Mr Gould: Clearly, that will be a matter for the new Executive. However, with the new apprenticeship strategy, we are keen to see apprenticeships expanded, both by raising the standard that they are taught at and by allowing them to go into the higher-level apprenticeships. We are keen to see more apprentices taken on, particularly by employers in new sectors of the economy, such as the knowledge economy.

Mr Diver: There would be something inherently wrong about money effectively being taken as a tax. I am pleased about the three million apprenticeships or so that there will be in England, but there is an acute need, particularly in my constituency of Foyle, where there is a very high number of economically inactive people. We desperately need those apprenticeships to get young people into employment, and, in my view, there is a moral imperative on us to do that. We have to give the most powerful statement that any money that comes back should be used for that purpose.

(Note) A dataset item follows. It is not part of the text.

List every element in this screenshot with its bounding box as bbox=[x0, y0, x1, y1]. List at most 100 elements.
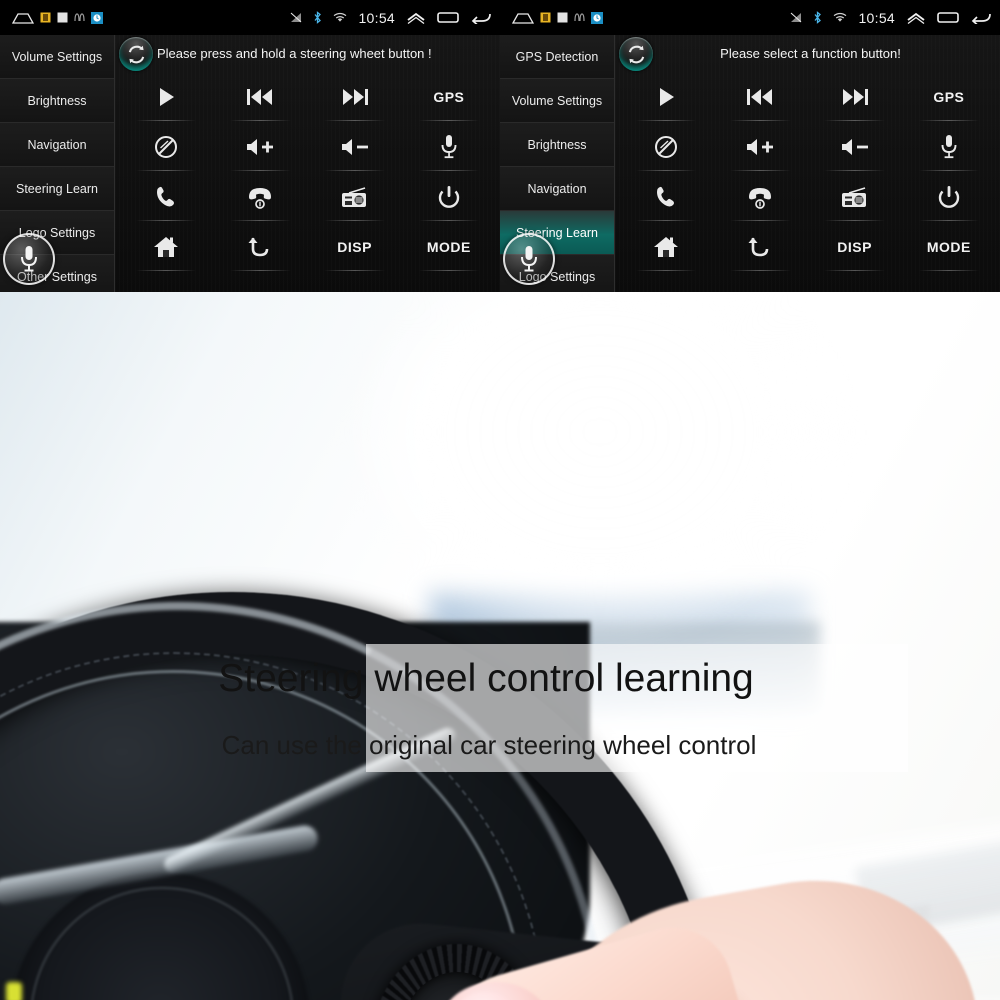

The Chairperson (Mr Swann): Michael, do you have a gut feeling yet of how much we are talking about?

Mr Gould: We have made some estimates. DFP is working with the public-sector Departments and their arm's-length bodies to get a more accurate understanding of how much we are talking about. Our initial estimates from DETI and DEL economists suggest the total could be in the region of £42 million a year, but we will have a much more accurate understanding once we do the analysis.

Ms Anna Lo: Does that mean that we should get £42 million back to Northern Ireland to support apprenticeships?

Mr Gould: Our understanding is that we would get at least that. This is where it becomes very technical, because it depends on how they model the Barnett formula. That is why we are working with our colleagues at DFP to maximise the return for Northern Ireland.

Ms Lo: OK. I presume that we do not have a large number of private companies in Northern Ireland that will have to pay the 0·5%?

Mr Gould: Our calculations are that, if companies pay the median wage, any company with about 125 employees or more would be eligible. If they pay the minimum wage, we think that the company numbers are about 225, so anybody employing more than that. I think that there will be quite a few. If we look at sectors such as information technology, where there may be fewer people but higher wages, those numbers change again.

Ms Lo: Right. So it is not based on the number of people; it is about their pay.

Mr Gould: Yes, it is based on the annual pay bill.

Ms Lo: Oh. Thank you, Chair.

The Chairperson (Mr Swann): Michael and Joyce, thank you very much.